Каждый, по древнему обычаю, очертил голову рукой. Илья рванул коня и сразу же оказался впереди всех. Затрещали сучья, тяжело затопали лошади. Березы слились вдруг в одну беленую стену, воздух ударил в уши. Скорей, скорей! Вот печенеги подняли головы, вот завопил кто-то, ударил в бубен, другие замерли, будто окаменели. Серые кожи, черные шапки, сидят, поджав ноги. Тяжело, молча скачут позади смерды… Илейка выбрал бритоголового, уставил копье. Не сводил глаз. Все ближе, ближе, растет, ширится грудь печенега, а морда — семь пудов. Судорожно глотнул воздух, ударил со всего маху — обновил копье. Рвануло с седла, мелькнуло впервые так близко лицо врага, широченное, толстенное, с узкими щелками глаз, в которых будто угольки перекатывались. Чудом удержался.
— Саклаб! Саклаб![14]
Перед Ильей уже выстроилось несколько черных шапок. Стояли плотной стеной. Брошенное копье ударило древком по голове. Наотмашь рубанул мечом по кожаному с медными бляхами шелому.

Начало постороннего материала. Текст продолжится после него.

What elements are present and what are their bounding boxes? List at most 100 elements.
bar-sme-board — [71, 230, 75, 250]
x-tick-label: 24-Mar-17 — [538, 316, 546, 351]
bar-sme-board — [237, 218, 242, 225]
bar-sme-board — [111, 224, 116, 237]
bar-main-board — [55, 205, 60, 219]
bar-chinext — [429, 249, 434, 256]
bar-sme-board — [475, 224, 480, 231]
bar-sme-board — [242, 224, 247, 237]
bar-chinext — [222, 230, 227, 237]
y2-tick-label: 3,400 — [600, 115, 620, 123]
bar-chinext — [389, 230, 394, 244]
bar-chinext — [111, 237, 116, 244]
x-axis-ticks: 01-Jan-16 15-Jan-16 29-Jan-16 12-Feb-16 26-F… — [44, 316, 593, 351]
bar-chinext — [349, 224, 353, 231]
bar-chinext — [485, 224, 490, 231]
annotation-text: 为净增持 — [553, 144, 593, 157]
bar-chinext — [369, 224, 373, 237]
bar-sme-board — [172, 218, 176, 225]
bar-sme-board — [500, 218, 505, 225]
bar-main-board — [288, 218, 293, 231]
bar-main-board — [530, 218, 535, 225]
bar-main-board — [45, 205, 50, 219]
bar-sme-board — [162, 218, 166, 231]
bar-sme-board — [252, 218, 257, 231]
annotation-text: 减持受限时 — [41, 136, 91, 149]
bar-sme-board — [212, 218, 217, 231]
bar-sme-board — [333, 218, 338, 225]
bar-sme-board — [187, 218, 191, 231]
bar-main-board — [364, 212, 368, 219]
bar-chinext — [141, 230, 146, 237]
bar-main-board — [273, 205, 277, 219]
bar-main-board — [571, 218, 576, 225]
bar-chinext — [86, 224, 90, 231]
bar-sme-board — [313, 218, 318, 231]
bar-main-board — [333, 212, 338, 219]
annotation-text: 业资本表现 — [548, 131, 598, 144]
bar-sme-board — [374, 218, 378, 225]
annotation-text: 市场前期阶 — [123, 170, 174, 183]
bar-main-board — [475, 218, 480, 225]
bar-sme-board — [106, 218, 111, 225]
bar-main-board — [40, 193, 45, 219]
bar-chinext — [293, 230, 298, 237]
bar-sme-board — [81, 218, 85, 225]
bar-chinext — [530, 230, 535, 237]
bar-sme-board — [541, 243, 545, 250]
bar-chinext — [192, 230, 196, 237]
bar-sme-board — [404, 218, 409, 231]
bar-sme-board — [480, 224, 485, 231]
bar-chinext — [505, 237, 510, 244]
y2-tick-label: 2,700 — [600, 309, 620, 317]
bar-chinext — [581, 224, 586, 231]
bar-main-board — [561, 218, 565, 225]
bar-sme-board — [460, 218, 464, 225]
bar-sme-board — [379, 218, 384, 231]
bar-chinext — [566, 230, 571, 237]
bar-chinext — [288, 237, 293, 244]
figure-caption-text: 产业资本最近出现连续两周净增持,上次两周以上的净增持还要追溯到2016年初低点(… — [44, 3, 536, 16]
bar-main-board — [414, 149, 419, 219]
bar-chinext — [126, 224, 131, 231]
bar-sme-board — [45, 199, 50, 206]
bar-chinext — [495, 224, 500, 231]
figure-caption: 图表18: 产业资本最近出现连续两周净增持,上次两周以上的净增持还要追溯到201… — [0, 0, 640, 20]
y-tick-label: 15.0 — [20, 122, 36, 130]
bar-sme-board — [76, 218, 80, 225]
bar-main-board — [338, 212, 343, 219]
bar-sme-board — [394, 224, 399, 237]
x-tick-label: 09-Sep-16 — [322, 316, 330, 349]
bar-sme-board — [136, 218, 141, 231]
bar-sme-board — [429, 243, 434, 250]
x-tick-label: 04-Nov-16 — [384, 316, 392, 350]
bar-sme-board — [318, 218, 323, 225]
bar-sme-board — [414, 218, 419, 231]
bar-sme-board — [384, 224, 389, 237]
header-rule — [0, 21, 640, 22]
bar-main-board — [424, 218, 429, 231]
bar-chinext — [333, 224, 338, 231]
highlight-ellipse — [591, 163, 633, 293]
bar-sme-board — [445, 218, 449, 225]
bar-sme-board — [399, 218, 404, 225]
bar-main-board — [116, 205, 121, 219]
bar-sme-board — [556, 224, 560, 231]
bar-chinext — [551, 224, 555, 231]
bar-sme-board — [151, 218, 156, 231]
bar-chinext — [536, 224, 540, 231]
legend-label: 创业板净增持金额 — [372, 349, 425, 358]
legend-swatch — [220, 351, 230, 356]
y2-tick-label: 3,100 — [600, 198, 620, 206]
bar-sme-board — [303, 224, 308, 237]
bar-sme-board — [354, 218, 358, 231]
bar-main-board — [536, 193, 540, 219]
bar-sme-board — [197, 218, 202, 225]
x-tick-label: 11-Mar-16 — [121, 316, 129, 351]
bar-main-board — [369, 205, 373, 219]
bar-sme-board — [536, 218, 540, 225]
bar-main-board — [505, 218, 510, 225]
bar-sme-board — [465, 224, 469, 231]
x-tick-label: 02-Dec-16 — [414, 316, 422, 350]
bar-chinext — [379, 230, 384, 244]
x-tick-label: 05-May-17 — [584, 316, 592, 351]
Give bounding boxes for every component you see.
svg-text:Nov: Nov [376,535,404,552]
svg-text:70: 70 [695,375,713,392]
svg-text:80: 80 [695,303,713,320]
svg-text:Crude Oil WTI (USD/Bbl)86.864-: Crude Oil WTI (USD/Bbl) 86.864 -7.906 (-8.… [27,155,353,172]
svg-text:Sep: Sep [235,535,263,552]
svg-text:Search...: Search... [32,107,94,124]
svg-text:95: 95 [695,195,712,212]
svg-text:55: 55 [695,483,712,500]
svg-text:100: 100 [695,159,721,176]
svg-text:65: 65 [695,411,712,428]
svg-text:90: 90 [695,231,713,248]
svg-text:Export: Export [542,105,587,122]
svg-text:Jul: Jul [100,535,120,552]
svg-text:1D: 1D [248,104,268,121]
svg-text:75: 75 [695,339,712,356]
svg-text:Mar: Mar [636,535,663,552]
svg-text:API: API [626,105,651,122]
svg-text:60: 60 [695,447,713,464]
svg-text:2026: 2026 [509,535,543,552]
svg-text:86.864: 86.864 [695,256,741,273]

— Ав-ва, ав-ва! Русь! Саклаб! — орали печенеги.
В середину лагеря ворвались смерды, опрокинули треногу, растоптали костер, подняв тучу искр. Криками подбадривали друг друга. Рядом с Илейкой оказался кузнец. Опуская кувалду на головы печенегов, он придыхал, как у себя в кузнице. Ловко колол рогатиной Волчонок, смотря большими восторженными глазами. Падали, выбрасывая комья земли, лошади, люди месили грязь. Все слилось в один протяжный звон, будто великий бог войны оттянул и спустил тугую тетиву своего огромного лука. Она все еще звенела.
— Дубрава! Дубрава! — кричал парень, пробиваясь к полоненным.
Снова появился Волчонок, его рогатина раздвинула ребра уже не одному печенегу, потом Игошка, размахивающий зашитым в кожу камнем на веревке. Огонь в сердце все разгорался, тяжелела рука.
— Гро-о-ми! Гро-о-ми крапивное семя!
Не успевал различать лица, предметы, все переворачивалось в глазах: щиты, сабли, лошадиные оскаленные морды. И долго-долго не смолкал звон. Потом все стало успокаиваться, движения замедлились, и вот остановились… Это была победа.
— Братья! — крикнул обрадованный Илейка.
Но они не отозвались. Их было всего семь человек, и лица их были суровы.
Дубравка голосила над женихом:
— Свет мой, лучше бы мне в полоне век вековать. И зачем ты ушел от меня, ненаглядный мой?!
Трупы, трупы без конца, как вчера и позавчера…
— Марье поклон… Слышь, — приподнявшись на локтях, хрипел кузнец. — Марье…
— Не договорил, уткнулся в быльё.
— Пить, пить, — стонал Игошка, — спалило глотку.
Ему поднесли печенежскую, перетянутую ремнями сулейку с кумысом, хлебнул:
— Простите, может, где нагрубил вам…
Илейка поглядел вдаль, где светилась Ока. Но и над нею и дальше кругом струились багровые реки в крутых берегах туч. Неужто не будет этому конца? Долго, всю жизнь. Одну его жизнь или еще много жизней? Теперь быстрая река несет его, не выбраться — слишком призрачны, слишком высоки берега, слишком горяча стремнина. Прочь дурные мысли!
— Спасибо вам, братья, выручили нас, не дали в обиду! — говорили, сбрасывая путы, полоненные. — Посекли-таки поганых!
— Всегда так будет! — потряс рогатиной Волчонок.